Ich bin ein weißer Mann, meine Eltern haben beide einen akademischen Abschluss und keinen Migrationshintergrund. Sie haben ein Haus im Münchner Umland gebaut, meine Freundïnnen in der Schulzeit spielten Tennis und Golf. Mehr deutsches Bürgertum ist kaum möglich – und damit bin ich ziemlich repräsentativ für einen Gutteil der Menschen, die den Weg in den Journalismus wählen.

Zumindest in einer Hinsicht stehe ich für eine Minderheit: Ich habe mein Studium abgebrochen und nie beendet. Bei einer Befragung der Ludwig-Maximilians-Universität München sagten mehr als 60 Prozent der Journalistïnnen, dass sie einen Master- oder Magisterabschluss besitzen. Weniger als fünf Prozent haben kein Abitur.

Journalismus in Deutschland ist also nach wie vor stark akademisch geprägt, vielen Medien mangelt es an sozialer, kultureller und ethnischer Diversität. Das ist ein Problem:

Das macht den Journalismus unglaubwürdig. Denn wie soll eine Redaktion vielfältige Perspektiven abbilden, wenn sie so einseitig besetzt ist?

Diese Frage stellt Mina Marschall, die als Erste in ihrer Familie eine Universität besuchte und ihr Studium selbst finanzierte. Heute arbeitet die 28-Jährige als freie Journalistin unter anderem für den SWR und die FAZ. Sie hat also geschafft, woran viele andere Menschen scheitern – oder es gar nicht erst versuchen.

Das liege auch an den Strukturen im Journalismus, sagt Marschall:

[Sie] fordert, dass der Zugang zum Journalismus offener gestaltet werden sollte.
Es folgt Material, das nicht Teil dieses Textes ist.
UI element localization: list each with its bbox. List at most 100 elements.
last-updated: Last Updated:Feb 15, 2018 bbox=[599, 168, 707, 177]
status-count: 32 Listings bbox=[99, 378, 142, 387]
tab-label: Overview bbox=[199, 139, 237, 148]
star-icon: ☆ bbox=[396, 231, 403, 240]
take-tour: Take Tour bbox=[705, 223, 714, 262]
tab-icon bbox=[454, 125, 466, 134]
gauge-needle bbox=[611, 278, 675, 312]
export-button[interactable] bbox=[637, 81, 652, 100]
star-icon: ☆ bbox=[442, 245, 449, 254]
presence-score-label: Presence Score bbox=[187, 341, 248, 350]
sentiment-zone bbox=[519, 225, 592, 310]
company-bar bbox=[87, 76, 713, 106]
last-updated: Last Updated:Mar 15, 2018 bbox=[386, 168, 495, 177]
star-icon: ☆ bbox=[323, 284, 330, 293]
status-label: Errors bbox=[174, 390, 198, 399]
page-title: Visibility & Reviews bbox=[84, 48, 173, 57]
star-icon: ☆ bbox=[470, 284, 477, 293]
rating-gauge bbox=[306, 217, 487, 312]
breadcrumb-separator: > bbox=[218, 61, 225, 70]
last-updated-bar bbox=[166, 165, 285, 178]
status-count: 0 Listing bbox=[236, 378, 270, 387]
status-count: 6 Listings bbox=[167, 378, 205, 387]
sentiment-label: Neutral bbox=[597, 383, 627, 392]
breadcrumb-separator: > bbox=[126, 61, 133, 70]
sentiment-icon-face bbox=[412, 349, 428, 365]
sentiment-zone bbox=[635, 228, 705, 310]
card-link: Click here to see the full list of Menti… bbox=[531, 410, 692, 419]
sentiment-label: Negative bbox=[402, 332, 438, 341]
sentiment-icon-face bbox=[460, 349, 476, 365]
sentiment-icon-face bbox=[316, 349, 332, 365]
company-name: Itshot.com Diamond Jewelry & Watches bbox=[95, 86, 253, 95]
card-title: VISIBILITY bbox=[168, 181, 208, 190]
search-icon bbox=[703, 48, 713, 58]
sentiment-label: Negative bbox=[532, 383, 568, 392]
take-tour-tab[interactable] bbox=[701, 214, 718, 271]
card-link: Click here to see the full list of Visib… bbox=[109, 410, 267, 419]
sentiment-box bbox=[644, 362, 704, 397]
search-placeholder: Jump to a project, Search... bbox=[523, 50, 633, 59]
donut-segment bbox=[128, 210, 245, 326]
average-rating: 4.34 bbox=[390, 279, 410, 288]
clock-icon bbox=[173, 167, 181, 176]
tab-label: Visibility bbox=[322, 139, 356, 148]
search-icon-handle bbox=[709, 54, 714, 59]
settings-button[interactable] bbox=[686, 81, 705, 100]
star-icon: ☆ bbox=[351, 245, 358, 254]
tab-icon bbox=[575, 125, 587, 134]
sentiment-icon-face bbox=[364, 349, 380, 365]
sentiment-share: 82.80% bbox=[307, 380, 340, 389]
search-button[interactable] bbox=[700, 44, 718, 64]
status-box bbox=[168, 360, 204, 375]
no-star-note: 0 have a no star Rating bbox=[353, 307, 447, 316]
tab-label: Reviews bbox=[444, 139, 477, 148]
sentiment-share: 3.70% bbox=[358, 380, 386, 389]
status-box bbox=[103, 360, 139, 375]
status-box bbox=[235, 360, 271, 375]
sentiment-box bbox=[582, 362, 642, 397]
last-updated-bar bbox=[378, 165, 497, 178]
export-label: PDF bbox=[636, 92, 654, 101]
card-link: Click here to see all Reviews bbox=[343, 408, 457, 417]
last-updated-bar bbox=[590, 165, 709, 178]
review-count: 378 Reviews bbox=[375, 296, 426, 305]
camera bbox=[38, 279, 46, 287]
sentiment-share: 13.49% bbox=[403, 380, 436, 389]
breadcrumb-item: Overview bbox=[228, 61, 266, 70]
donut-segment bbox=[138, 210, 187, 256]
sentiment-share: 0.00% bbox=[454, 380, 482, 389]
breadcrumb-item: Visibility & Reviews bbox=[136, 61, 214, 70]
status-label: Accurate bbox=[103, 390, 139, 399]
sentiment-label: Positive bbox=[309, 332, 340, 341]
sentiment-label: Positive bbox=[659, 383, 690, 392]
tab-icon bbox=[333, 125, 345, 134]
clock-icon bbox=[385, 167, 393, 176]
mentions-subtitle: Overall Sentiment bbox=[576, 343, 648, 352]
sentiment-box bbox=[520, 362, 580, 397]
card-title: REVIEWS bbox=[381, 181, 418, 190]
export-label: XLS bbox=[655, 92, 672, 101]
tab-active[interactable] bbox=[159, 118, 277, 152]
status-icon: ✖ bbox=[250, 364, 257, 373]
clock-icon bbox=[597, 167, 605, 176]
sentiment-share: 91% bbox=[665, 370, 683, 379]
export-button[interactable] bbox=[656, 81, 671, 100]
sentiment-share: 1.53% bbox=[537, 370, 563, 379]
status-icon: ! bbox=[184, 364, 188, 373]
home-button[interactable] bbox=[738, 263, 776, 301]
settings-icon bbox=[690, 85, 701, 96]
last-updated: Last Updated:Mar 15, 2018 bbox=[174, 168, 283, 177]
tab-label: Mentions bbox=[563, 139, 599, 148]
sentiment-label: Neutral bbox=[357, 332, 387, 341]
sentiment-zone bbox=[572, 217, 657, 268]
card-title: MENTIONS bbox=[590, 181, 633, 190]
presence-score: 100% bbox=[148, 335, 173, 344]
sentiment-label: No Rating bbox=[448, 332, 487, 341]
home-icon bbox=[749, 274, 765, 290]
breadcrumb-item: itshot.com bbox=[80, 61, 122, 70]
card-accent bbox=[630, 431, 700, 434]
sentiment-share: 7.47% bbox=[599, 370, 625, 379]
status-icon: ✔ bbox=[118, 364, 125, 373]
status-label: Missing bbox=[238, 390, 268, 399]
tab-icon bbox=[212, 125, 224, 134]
Bislang gelingt der Einstieg vor allem über Studium und Volontariat oder über teure Journalistenschulen. „Menschen ohne finanzielle Unterstützung oder ohne Netzwerk müssen Glück haben, um es als Journalisten zu schaffen“, meint Marschall. Das Narrativ „Vom Tellerwäscher zum Millionär“ ist hier realitätsfremd: „Es gibt natürlich Beispiele von Einzelnen, die es schaffen. Was wir aber nicht sehen, sind die vielen, die es nicht schaffen oder gar nicht erst versuchen.“

Ich teile diese Einschätzung. In meiner Klasse an der Deutschen Journalistenschule in München kamen fast alle Mitschülerïnnen aus Akademikerfamilien. Das spiegelt sich in Redaktionen wider, wo Arbeiterkinder selten sind. Der Weg in den Journalismus dauert oft lang, man muss frei nebenher jobben – und das muss man sich leisten können. Das schreckt viele Menschen ab, die nicht auf die finanzielle Unterstützung ihrer Eltern zählen können.

Und selbst wenn man sich trotzdem traut und einen Job findet, lasse sich die soziale Herkunft nicht so einfach abschütteln, sagt Marschall:

„Ich glaube, da wird oft vergessen, dass es Generationen dauert, bis die Dimension der sozialen Herkunft nicht mehr spürbar ist“, sagt sie. „Einfach, weil man keine Rücklagen hat, Schulden abbezahlt und sich oft weniger traut.“ Denn obwohl sie inzwischen im Beruf ihrer Wahl angekommen ist, spürt sie immer noch diesen Mangel an Sicherheit, der gar nicht nur mit dem Geld zusammenhängt. Denn bei der sozialen Herkunft geht es um viel mehr als ums Monetäre. Es geht um das Wissen, darum, wie man sich in bestimmten sozialen Kontexten bewegt und um den Zugang zu Netzwerken. Es ist diese schwer zu fassende Dimension von sozialer Herkunft, mit der Marschall sich besonders auseinandersetzt und wegen der sie für diversere Ausbildungswege plädiert.

Marschall wünscht sich deshalb, dass Redaktionen sich für Menschen ohne Studium oder Volontariat öffnen. Beim SWR kann man sich etwa mit einem Realschulabschluss und beruflicher Erfahrung oder mit Abitur ohne Hochschulabschluss für Volontariate bewerben. Das ist die Ausnahme – aber immerhin ein Anfang.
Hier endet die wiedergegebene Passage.